Nachdem die Siegermächte USA, Großbritannien und die Sowjetunion Deutschland besetzt und die Nachfolgeregierung Adolf Hitlers die bedingungslose Kapitulation am 8. Mai 1945 unterzeichnet hatte, gab es fast keine deutsche Handelsschifffahrt mehr. Von den Handelsschiffen, die bereits schon vorher durch Bomben- oder Torpedo-Treffer und Minen versenkt waren, wurden alle Reparationsansprüche der Siegermächte durch die „Inter-Alliierte Reparations-Agentur“ geregelt. Ein Bericht der „Tripartite Merchant Marine Commission“ empfahl unter anderem:

„1. Die deutsche Handelsflotte, die an die drei Mächte ausgeliefert ist, soll gemäß der von der Kommission ausgearbeiteten Liste zu gleichen Teilen zwischen der UdSSR, Großbritannien und den Vereinigten Staaten aufgeteilt werden.

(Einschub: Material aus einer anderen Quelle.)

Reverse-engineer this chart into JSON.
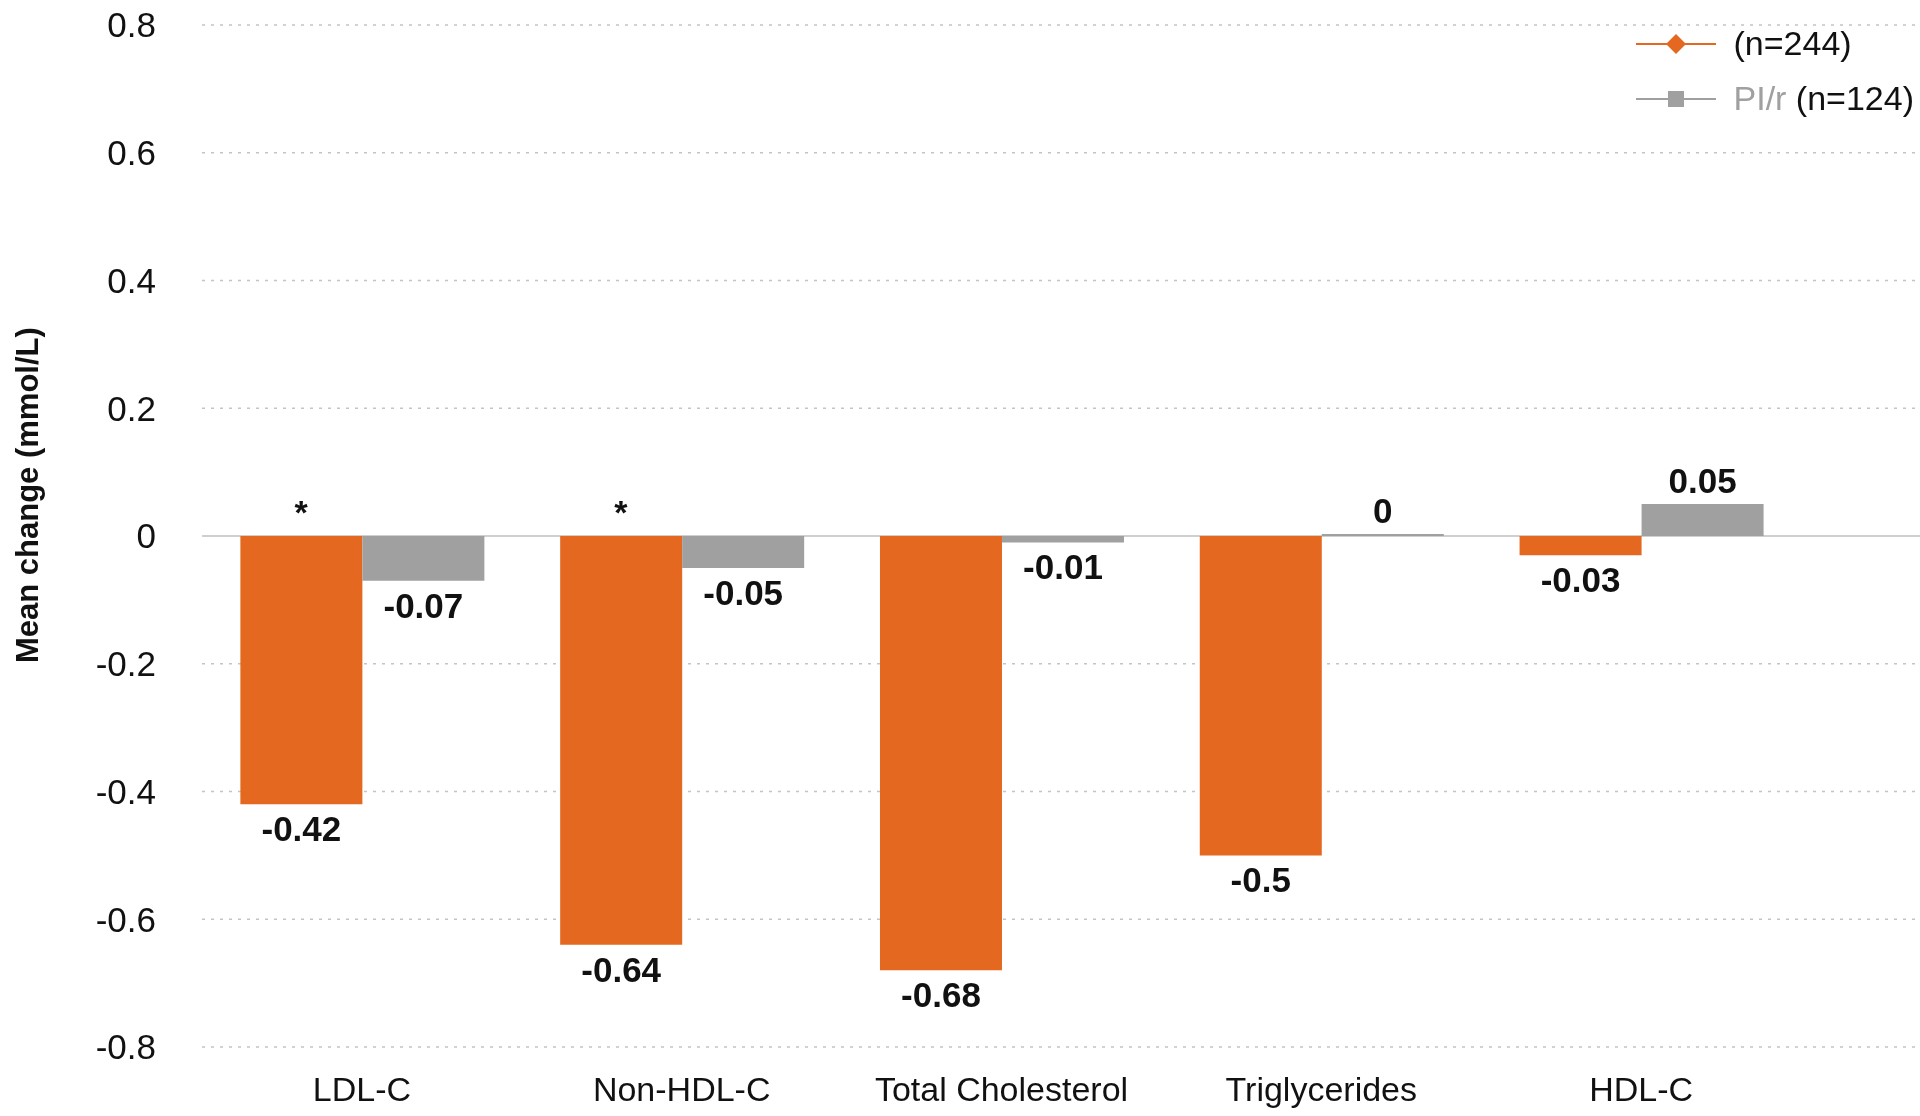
{
  "chart_data": {
    "type": "bar",
    "categories": [
      "LDL-C",
      "Non-HDL-C",
      "Total Cholesterol",
      "Triglycerides",
      "HDL-C"
    ],
    "series": [
      {
        "name": "(n=244)",
        "color": "#e4681f",
        "values": [
          -0.42,
          -0.64,
          -0.68,
          -0.5,
          -0.03
        ]
      },
      {
        "name": "PI/r (n=124)",
        "color": "#a0a0a0",
        "values": [
          -0.07,
          -0.05,
          -0.01,
          0,
          0.05
        ]
      }
    ],
    "ylabel": "Mean change (mmol/L)",
    "ylim": [
      -0.8,
      0.8
    ],
    "yticks": [
      -0.8,
      -0.6,
      -0.4,
      -0.2,
      0,
      0.2,
      0.4,
      0.6,
      0.8
    ],
    "grid": "y",
    "legend": "top right",
    "data_labels": true,
    "annotations": [
      {
        "text": "*",
        "x": "LDL-C",
        "y": 0
      },
      {
        "text": "*",
        "x": "Non-HDL-C",
        "y": 0
      }
    ]
  }
}
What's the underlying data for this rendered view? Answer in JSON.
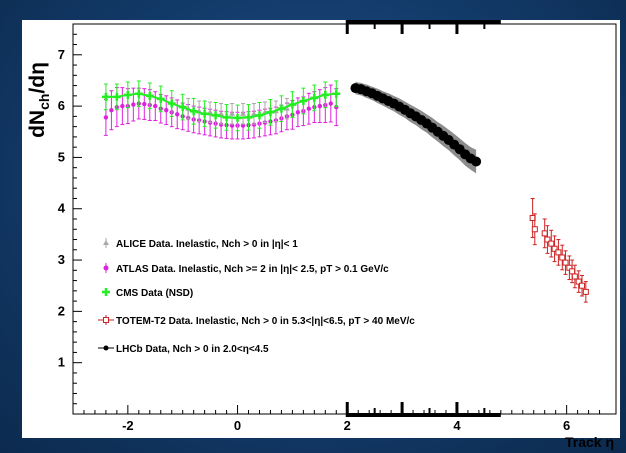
{
  "chart_data": {
    "type": "scatter",
    "xlabel": "Track η",
    "ylabel": "dN_ch/dη",
    "xlim": [
      -3.0,
      6.9
    ],
    "ylim": [
      0,
      7.6
    ],
    "x_ticks": [
      -2,
      0,
      2,
      4,
      6
    ],
    "y_ticks": [
      1,
      2,
      3,
      4,
      5,
      6,
      7
    ],
    "grid": false,
    "legend_position": "left",
    "legend_entries": [
      "ALICE Data. Inelastic, Nch > 0 in |η|< 1",
      "ATLAS Data. Inelastic, Nch >= 2 in  |η|< 2.5, pT > 0.1 GeV/c",
      "CMS Data (NSD)",
      "TOTEM-T2 Data. Inelastic, Nch > 0 in 5.3<|η|<6.5, pT > 40 MeV/c",
      "LHCb Data, Nch > 0 in 2.0<η<4.5"
    ],
    "series": [
      {
        "name": "ALICE Data. Inelastic, Nch > 0 in |η|< 1",
        "color": "#a9a9a9",
        "marker": "triangle",
        "x": [
          -0.9,
          -0.7,
          -0.5,
          -0.3,
          -0.1,
          0.1,
          0.3,
          0.5,
          0.7,
          0.9
        ],
        "y": [
          5.95,
          5.9,
          5.88,
          5.85,
          5.85,
          5.85,
          5.85,
          5.88,
          5.9,
          5.95
        ],
        "err": [
          0.2,
          0.2,
          0.2,
          0.2,
          0.2,
          0.2,
          0.2,
          0.2,
          0.2,
          0.2
        ]
      },
      {
        "name": "ATLAS Data. Inelastic, Nch >= 2 in  |η|< 2.5, pT > 0.1 GeV/c",
        "color": "#dd22dd",
        "marker": "circle",
        "x": [
          -2.4,
          -2.3,
          -2.2,
          -2.1,
          -2.0,
          -1.9,
          -1.8,
          -1.7,
          -1.6,
          -1.5,
          -1.4,
          -1.3,
          -1.2,
          -1.1,
          -1.0,
          -0.9,
          -0.8,
          -0.7,
          -0.6,
          -0.5,
          -0.4,
          -0.3,
          -0.2,
          -0.1,
          0.0,
          0.1,
          0.2,
          0.3,
          0.4,
          0.5,
          0.6,
          0.7,
          0.8,
          0.9,
          1.0,
          1.1,
          1.2,
          1.3,
          1.4,
          1.5,
          1.6,
          1.7,
          1.8
        ],
        "y": [
          5.78,
          5.92,
          5.98,
          6.0,
          6.0,
          6.03,
          6.05,
          6.04,
          6.02,
          6.0,
          5.95,
          5.92,
          5.88,
          5.84,
          5.8,
          5.77,
          5.74,
          5.72,
          5.7,
          5.68,
          5.66,
          5.64,
          5.63,
          5.62,
          5.62,
          5.62,
          5.63,
          5.64,
          5.66,
          5.68,
          5.7,
          5.72,
          5.76,
          5.8,
          5.83,
          5.88,
          5.9,
          5.95,
          5.98,
          6.0,
          6.02,
          6.05,
          5.98
        ],
        "err": [
          0.35,
          0.38,
          0.38,
          0.36,
          0.34,
          0.32,
          0.3,
          0.3,
          0.3,
          0.28,
          0.28,
          0.28,
          0.28,
          0.28,
          0.26,
          0.26,
          0.26,
          0.26,
          0.26,
          0.26,
          0.26,
          0.26,
          0.26,
          0.26,
          0.26,
          0.26,
          0.26,
          0.26,
          0.26,
          0.26,
          0.26,
          0.26,
          0.26,
          0.26,
          0.28,
          0.28,
          0.28,
          0.3,
          0.3,
          0.32,
          0.34,
          0.36,
          0.36
        ]
      },
      {
        "name": "CMS Data (NSD)",
        "color": "#22ee22",
        "marker": "cross",
        "x": [
          -2.4,
          -2.2,
          -2.0,
          -1.8,
          -1.6,
          -1.4,
          -1.2,
          -1.0,
          -0.8,
          -0.6,
          -0.4,
          -0.2,
          0.0,
          0.2,
          0.4,
          0.6,
          0.8,
          1.0,
          1.2,
          1.4,
          1.6,
          1.8
        ],
        "y": [
          6.18,
          6.18,
          6.22,
          6.24,
          6.2,
          6.14,
          6.05,
          5.98,
          5.9,
          5.85,
          5.82,
          5.78,
          5.77,
          5.78,
          5.82,
          5.88,
          5.95,
          6.03,
          6.1,
          6.16,
          6.22,
          6.24
        ],
        "err": [
          0.25,
          0.25,
          0.25,
          0.25,
          0.25,
          0.25,
          0.25,
          0.25,
          0.25,
          0.25,
          0.25,
          0.25,
          0.25,
          0.25,
          0.25,
          0.25,
          0.25,
          0.25,
          0.25,
          0.25,
          0.25,
          0.25
        ]
      },
      {
        "name": "TOTEM-T2 Data. Inelastic, Nch > 0 in 5.3<|η|<6.5, pT > 40 MeV/c",
        "color": "#cc2222",
        "marker": "open-square",
        "x": [
          5.38,
          5.42,
          5.6,
          5.65,
          5.72,
          5.78,
          5.85,
          5.92,
          5.98,
          6.05,
          6.1,
          6.15,
          6.22,
          6.28,
          6.35
        ],
        "y": [
          3.82,
          3.6,
          3.52,
          3.4,
          3.32,
          3.22,
          3.15,
          3.05,
          2.95,
          2.85,
          2.78,
          2.68,
          2.58,
          2.5,
          2.38
        ],
        "err": [
          0.38,
          0.3,
          0.28,
          0.27,
          0.26,
          0.25,
          0.25,
          0.24,
          0.23,
          0.23,
          0.22,
          0.22,
          0.21,
          0.2,
          0.2
        ]
      },
      {
        "name": "LHCb Data, Nch > 0 in 2.0<η<4.5",
        "color": "#000000",
        "marker": "filled-circle",
        "x": [
          2.15,
          2.25,
          2.35,
          2.45,
          2.55,
          2.65,
          2.75,
          2.85,
          2.95,
          3.05,
          3.15,
          3.25,
          3.35,
          3.45,
          3.55,
          3.65,
          3.75,
          3.85,
          3.95,
          4.05,
          4.15,
          4.25,
          4.35
        ],
        "y": [
          6.35,
          6.33,
          6.29,
          6.25,
          6.2,
          6.15,
          6.1,
          6.05,
          5.99,
          5.93,
          5.86,
          5.8,
          5.73,
          5.66,
          5.58,
          5.5,
          5.42,
          5.34,
          5.25,
          5.16,
          5.06,
          4.98,
          4.92
        ],
        "band": [
          0.12,
          0.12,
          0.13,
          0.13,
          0.14,
          0.14,
          0.15,
          0.15,
          0.16,
          0.16,
          0.17,
          0.17,
          0.18,
          0.18,
          0.19,
          0.19,
          0.2,
          0.2,
          0.21,
          0.21,
          0.22,
          0.22,
          0.23
        ]
      }
    ]
  }
}
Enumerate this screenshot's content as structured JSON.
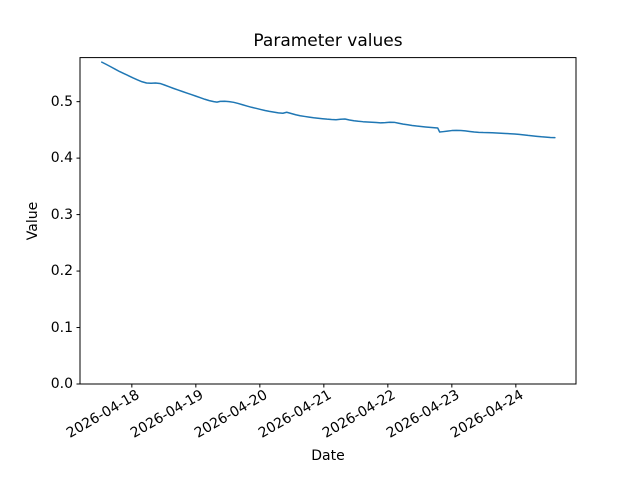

2. Im Einklang mit der Entscheidung des Alliierten Kontrollrats sollen 175.000 Ladefähigkeitstonnage, d. h. 200.000 tdw, der deutschen Handelsflotte für die deutsche Friedenswirtschaft nach Maßgabe der von der Kommission ausgearbeiteten Liste vorbehalten bleiben.“ (Siehe Rolf Stödter, S. 28.) Prof. Dr. Rolf Stödter, geb. 1909 in Hamburg, war seit 1936 in der Seeschifffahrt als aktiver Reeder tätig. In der Zeit von 1945 bis 1955 war er zunächst als Geschäftsführer, später als geschäftsführender Vorsitzender des Verbandes Deutscher Reeder maßgebend an den Bemühungen um die Beseitigung der Schifffahrts- und Schiffsbauverbote der Alliierten beteiligt gewesen.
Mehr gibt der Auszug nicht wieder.